We study quantum information flow in a model comprised of a trapped impurity qubit immersed in a Bose-Einstein-condensed reservoir. We demonstrate how information flux between the qubit and the condensate can be manipulated by engineering the ultracold reservoir within experimentally realistic limits. We show that this system undergoes a transition from Markovian to non-Markovian dynamics, which can be controlled by changing key parameters such as the condensate scattering length. In this way, one can realize a quantum simulator of both Markovian and non-Markovian open quantum systems, the latter ones being characterized by a reverse flow of information from the background gas (reservoir) to the impurity (system).

Figure 1

Setup of the impurity-BEC system. The impurity is trapped in a double-well potential $V_A$ (solid) and immersed in a BEC confined by a shallow harmonic potential $V_B$ (dashed).
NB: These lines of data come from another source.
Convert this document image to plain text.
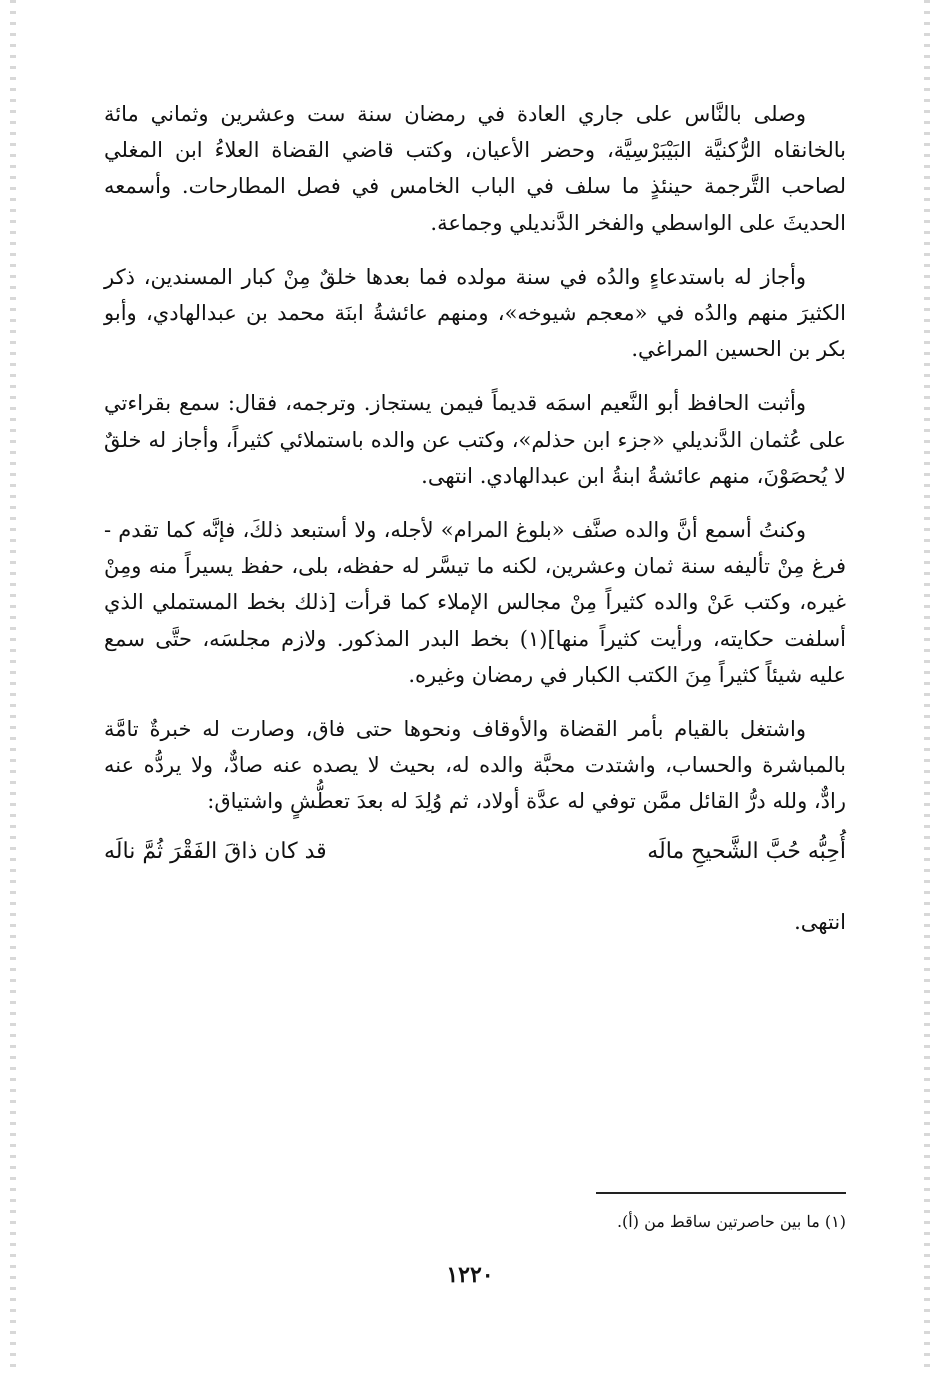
وصلى بالنَّاس على جاري العادة في رمضان سنة ست وعشرين وثماني مائة بالخانقاه الرُّكنيَّة البَيْبَرْسِيَّة، وحضر الأعيان، وكتب قاضي القضاة العلاءُ ابن المغلي لصاحب التَّرجمة حينئذٍ ما سلف في الباب الخامس في فصل المطارحات. وأسمعه الحديثَ على الواسطي والفخر الدَّنديلي وجماعة.

وأجاز له باستدعاءٍ والدُه في سنة مولده فما بعدها خلقٌ مِنْ كبار المسندين، ذكر الكثيرَ منهم والدُه في «معجم شيوخه»، ومنهم عائشةُ ابنَة محمد بن عبدالهادي، وأبو بكر بن الحسين المراغي.

وأثبت الحافظ أبو النَّعيم اسمَه قديماً فيمن يستجاز. وترجمه، فقال: سمع بقراءتي على عُثمان الدَّنديلي «جزء ابن حذلم»، وكتب عن والده باستملائي كثيراً، وأجاز له خلقٌ لا يُحصَوْنَ، منهم عائشةُ ابنةُ ابن عبدالهادي. انتهى.

وكنتُ أسمع أنَّ والده صنَّف «بلوغ المرام» لأجله، ولا أستبعد ذلكَ، فإنَّه كما تقدم - فرغ مِنْ تأليفه سنة ثمان وعشرين، لكنه ما تيسَّر له حفظه، بلى، حفظ يسيراً منه ومِنْ غيره، وكتب عَنْ والده كثيراً مِنْ مجالس الإملاء كما قرأت [ذلك بخط المستملي الذي أسلفت حكايته، ورأيت كثيراً منها](١) بخط البدر المذكور. ولازم مجلسَه، حتَّى سمع عليه شيئاً كثيراً مِنَ الكتب الكبار في رمضان وغيره.

واشتغل بالقيام بأمر القضاة والأوقاف ونحوها حتى فاق، وصارت له خبرةٌ تامَّة بالمباشرة والحساب، واشتدت محبَّة والده له، بحيث لا يصده عنه صادٌّ، ولا يردُّه عنه رادٌّ، ولله درُّ القائل ممَّن توفي له عدَّة أولاد، ثم وُلِدَ له بعدَ تعطُّشٍ واشتياق:

أُحِبُّه حُبَّ الشَّحيحِ مالَه
قد كان ذاقَ الفَقْرَ ثُمَّ نالَه

انتهى.

(١) ما بين حاصرتين ساقط من (أ).
١٢٢٠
The impurity occupies mostly the two states $|L\rangle$ and $|R\rangle$, in which the atom is localized in the left and right well, respectively. Finally, the distance between the two wells is $2L$.

Figure 2

Non-Markovianity measure ${\mathcal{N}}_{\text{deph}}$ as a function of the scattering length of the background gas $a_B$ with values of well separation $L=50$ nm (red dashed line), $L=75$ nm (blue dotted line), and $L=100$ nm (black solid line). The inset shows ${\mathcal{N}}_{\text{deph}}$ for very small values of the scattering length.

Figure 3

Non-Markovianity measure ${\mathcal{N}}_{\text{deph}}$ as a function of the scattering length of the background gas $a_B$ when the background gas is three-dimensional (red dashed line), quasi-two-dimensional (blue dotted line), and quasi-one-dimensional (black solid line). The inset shows a longer range of the scattering length $a_B$. In all figures, the well separation is $L=75$ nm.